Can someone please help with part (v) of this question (from the 1993 MX2 HSC paper)?
Also, just a question, I've heard (but I'm not entirely sure) that the question types in the MX2 HSC changed after 2001 - what exactly does this mean? I know they introduced MC in 2012 but I heard something about a change in 2001 as well.
Thanks
The main thing is that from 2001 onwards, mark allocation for each part of a question was promised.
But apart from that, it's especially true with 4U that many past papers liked to test some perhaps common concepts, but in absurdly weird ways in the final exam. (And of course, they were notably more time consuming.) For a question like this, the notation is somewhat peculiar, and the use of graphing in ii) and iii) seems a bit out of place to me. It turns out that part v) is just a recursive argument, but I'm not sure if I've ever seen that kind of pattern in recent papers.

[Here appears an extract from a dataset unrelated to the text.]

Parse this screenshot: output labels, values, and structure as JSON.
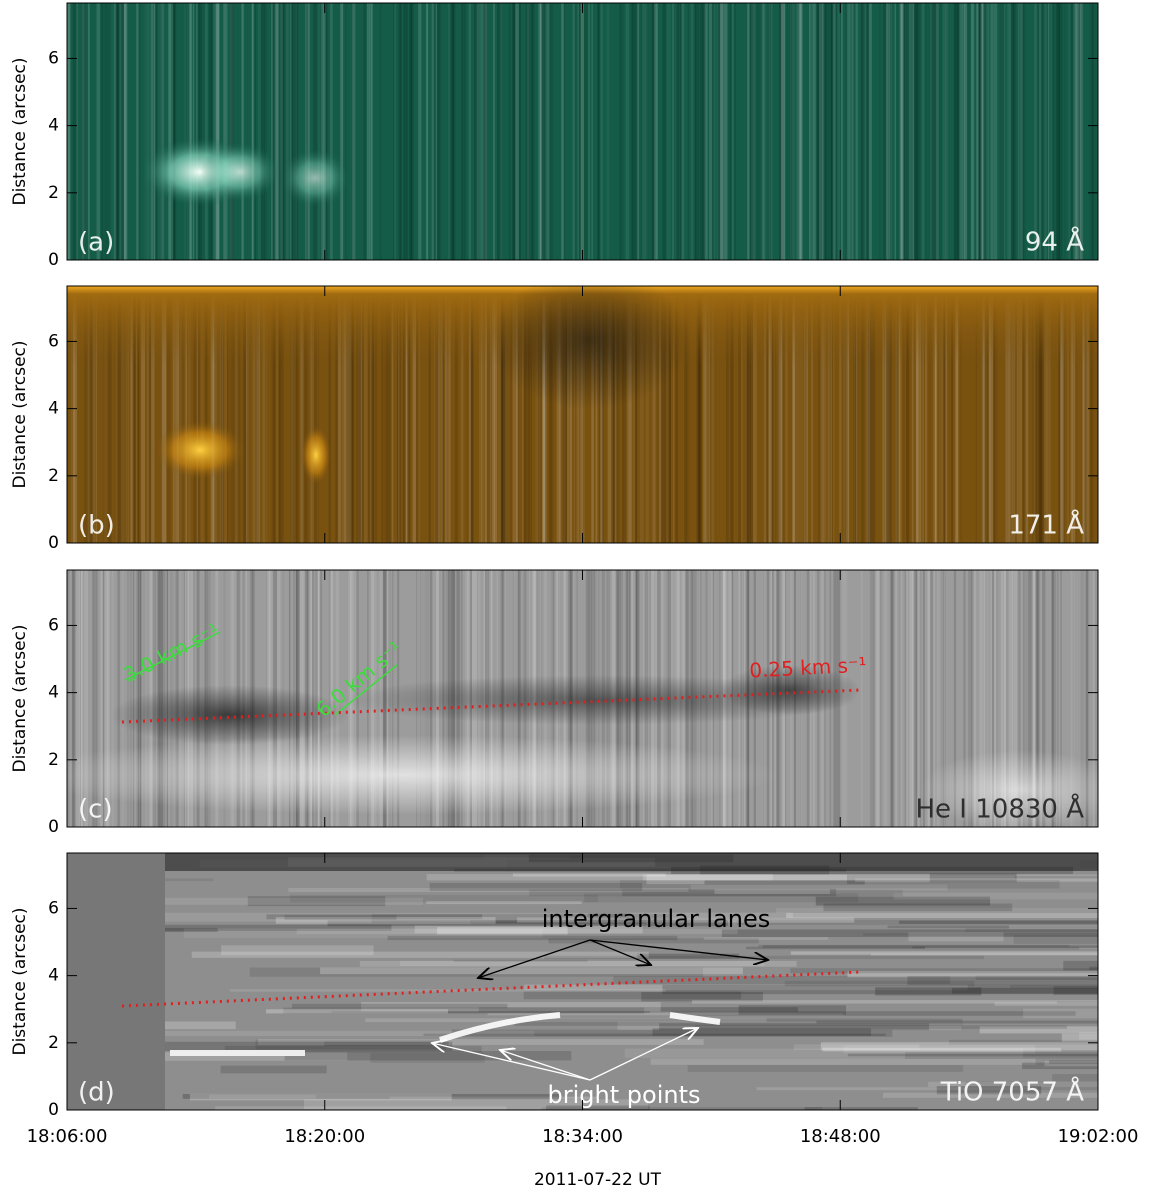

\[ \textbf{1993 HSC 4U Additional} \]
Note that \(n\) is a fixed integer for this question.
\[ \text{By immediately using our existence assumption that }\\ x_n = \cot \theta_n\text{ for some }0<\theta_n<\pi,\text{ we obtain} \\ \boxed{\cot \theta_1 = \cot \theta_{n+1}}. \]
\[ \text{Now upon applying the recursive relationship once, we obtain}\\ \boxed{\cot\theta_1 = \cot 2\theta_n}.\\ \text{But applying it again, we obtain}\\ \boxed{\cot \theta_1 = \cot 2^2\theta_{n-1}}.\\ \text{And just to make it clearer, explicitly applying it once more gives}\\ \boxed{\cot \theta_1= \cot 2^3 \theta_{n-2}}. \]
\[ \text{The idea is that upon further repeated use of this recursion,}\\ \text{we will eventually arrive at }\boxed{\cot \theta_1 = \cot 2^n\theta_1 }. \]
One way of tracking the required power of 2 is to observe that the power plus the index on \(\theta\) must equal to \(n+1\).
\[ \text{At this point, it is now perfectly fine for us to use the general solution}\\ \text{in an attempt to track down all solutions.}\\ \text{Solving }\cot (2^n \theta_1) = \cot\theta_1 \text{ gives}\\ 2^n\theta_1 = k\pi + \theta_1 \implies \boxed{\theta_1 = \frac{k\pi}{2^n-1}}\\ \text{where }k\text{ is an integer.} \]
Note: If you put the \(k\pi\) on the other side, you'd end up with \( \theta_1 = \frac{-k\pi}{2^n-1}\), But that's all good - just sub out \(\ell = -k\) and work with \(\ell\) instead.
\[ \text{But we need to track down which values of }k\text{ give values for }\theta_1\text{ that are not out of bounds.}\\ \text{Recall that we still require }0< \theta_1 < \pi. \]
\[ \text{Subbing into that expression gives}\\ 0 < \frac{k\pi}{2^n-1} < \pi \implies \boxed{0 < k < 2^n -1} \]
Note: Of course, we're assuming that \(2^n -1 > 0\), since \(n \geq 1\). This assumption on \(n\) is not explicitly stated in the question, but is implicitly assumed to be the lowest index.
\[ \text{Hence our valid values for }k\text{ are}\\ k = 1, 2, 3, \dots, 2^n - 2.\\ \text{Which means our final answers are}\\ x_1 = \cot \left( \frac{\pi}{2^n - 1} \right), \, \cot \left( \frac{2\pi}{2^n - 1}\right), \dots, \cot \left( \frac{ (2^n-2)\pi}{2^n -1} \right). \]
Aside: For the interested reader, this question basically shows one special class of consequences when Newton's method is applied on a function that has no roots to begin with. Newton's method is designed with the intention of converging to a root once used often enough, so if we don't have a root, well where
does it converge to?
More often than not, at each iteration we just get some debatably randomised value appearing. In other words, it definitely does not
converge. But this question basically asks - is it possible for the values to start
cycling at some point? That is, could Newton's method somehow exhibit
periodic behaviour? The question more or less answers yes to this question, but challenges us by asking what initial values must we
start with, to exhibit a period of \(n\).